An Olde Crone Report 6 Aug 2004 00:14

Oh, bin there, done that, got the t-shirt- my ex left me for an unflatteringly not-much-younger model and it almost killed me, it was such a shock, I never saw it coming. He kept on popping round to see me though (keeping me on the back burner, his mother said). After six years of this rubbish (what a wimp am I) he got down on his knees, apologised and asked me if we had a future together? I decided to play it cool, make him pay, not give in too soon. While I was doing that he went off with somebody else! By all means go out for a meal, wear old clothes and no makeup, keep saying "Eh?
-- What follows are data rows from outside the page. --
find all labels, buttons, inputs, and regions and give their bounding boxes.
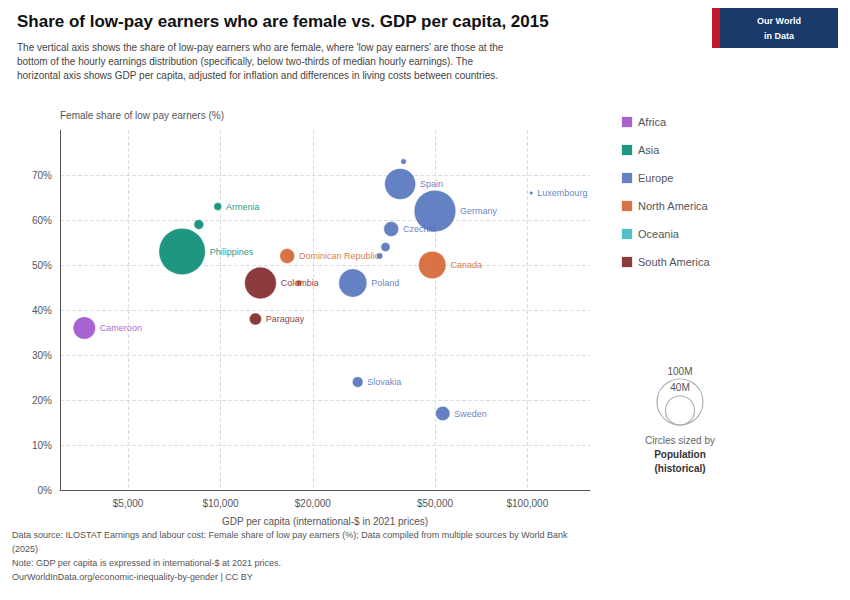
svg-text:$100,000: $100,000 [506, 498, 548, 509]
svg-text:60%: 60% [32, 215, 52, 226]
svg-text:Canada: Canada [450, 260, 482, 270]
svg-text:$20,000: $20,000 [295, 498, 332, 509]
svg-text:Poland: Poland [371, 278, 399, 288]
svg-text:OurWorldInData.org/economic-in: OurWorldInData.org/economic-inequality-b… [12, 572, 253, 582]
svg-text:Paraguay: Paraguay [266, 314, 305, 324]
svg-text:(2025): (2025) [12, 544, 38, 554]
svg-text:Czechia: Czechia [403, 224, 436, 234]
svg-text:Luxembourg: Luxembourg [537, 188, 587, 198]
svg-text:40%: 40% [32, 305, 52, 316]
svg-text:10%: 10% [32, 440, 52, 451]
svg-text:Sweden: Sweden [454, 409, 487, 419]
svg-text:North America: North America [638, 200, 709, 212]
svg-text:0%: 0% [38, 485, 53, 496]
svg-text:$5,000: $5,000 [113, 498, 144, 509]
svg-text:Philippines: Philippines [210, 247, 254, 257]
svg-text:bottom of the hourly earnings: bottom of the hourly earnings distributi… [17, 56, 473, 67]
svg-text:Female share of low pay earner: Female share of low pay earners (%) [60, 110, 224, 121]
svg-text:100M: 100M [667, 366, 692, 377]
svg-text:Dominican Republic: Dominican Republic [299, 251, 380, 261]
svg-text:$50,000: $50,000 [417, 498, 454, 509]
svg-text:Data source: ILOSTAT Earnings: Data source: ILOSTAT Earnings and labour… [12, 530, 568, 540]
svg-text:Note: GDP per capita is expres: Note: GDP per capita is expressed in int… [12, 558, 281, 568]
svg-text:Oceania: Oceania [638, 228, 680, 240]
svg-text:GDP per capita (international-: GDP per capita (international-$ in 2021 … [222, 516, 428, 527]
svg-text:$10,000: $10,000 [202, 498, 239, 509]
svg-text:Asia: Asia [638, 144, 660, 156]
svg-text:70%: 70% [32, 170, 52, 181]
svg-text:Spain: Spain [420, 179, 443, 189]
svg-text:Population: Population [654, 449, 706, 460]
svg-text:Colombia: Colombia [281, 278, 319, 288]
svg-text:South America: South America [638, 256, 710, 268]
svg-text:Circles sized by: Circles sized by [645, 435, 715, 446]
svg-text:Our World: Our World [757, 16, 801, 26]
svg-text:Slovakia: Slovakia [367, 377, 401, 387]
svg-text:50%: 50% [32, 260, 52, 271]
svg-text:horizontal axis shows GDP per: horizontal axis shows GDP per capita, ad… [17, 70, 498, 81]
svg-text:in Data: in Data [764, 31, 795, 41]
svg-text:30%: 30% [32, 350, 52, 361]
svg-text:(historical): (historical) [654, 463, 705, 474]
svg-text:Share of low-pay earners who a: Share of low-pay earners who are female … [17, 12, 549, 31]
svg-text:Africa: Africa [638, 116, 667, 128]
svg-text:Germany: Germany [460, 206, 498, 216]
svg-text:Armenia: Armenia [226, 202, 260, 212]
svg-text:40M: 40M [670, 382, 689, 393]
svg-text:Europe: Europe [638, 172, 673, 184]
svg-text:The vertical axis shows the sh: The vertical axis shows the share of low… [17, 42, 504, 53]
svg-text:Cameroon: Cameroon [100, 323, 142, 333]
svg-text:20%: 20% [32, 395, 52, 406]
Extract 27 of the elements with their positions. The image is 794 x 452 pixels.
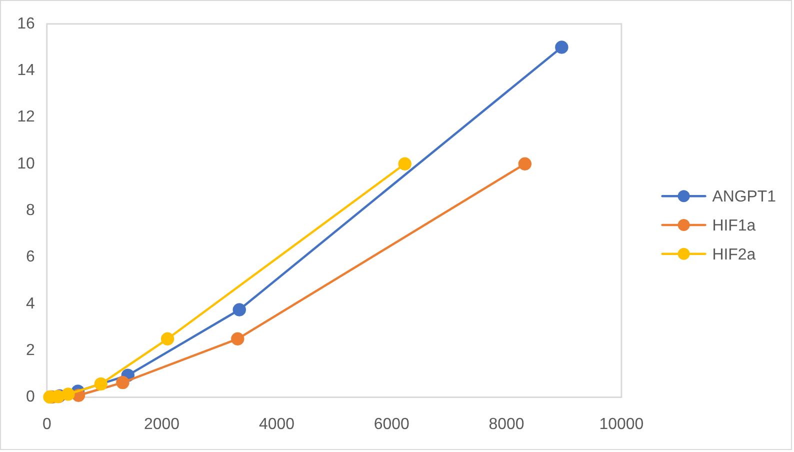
- point: [94, 377, 108, 391]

Sorry" when he speaks and look round the room. Eat a lot. Sigh a lot. When he asks you whats wrong, say youre worried about the dog/budgei/nextdoor neighbour etc. In other words, keep him at arms length, hes managed to keep YOU at arms length all these years. Be brightly friendly for the sake of your children, but remember, hes still the man who broke your heart - believe me, he'll do it again. Good luck.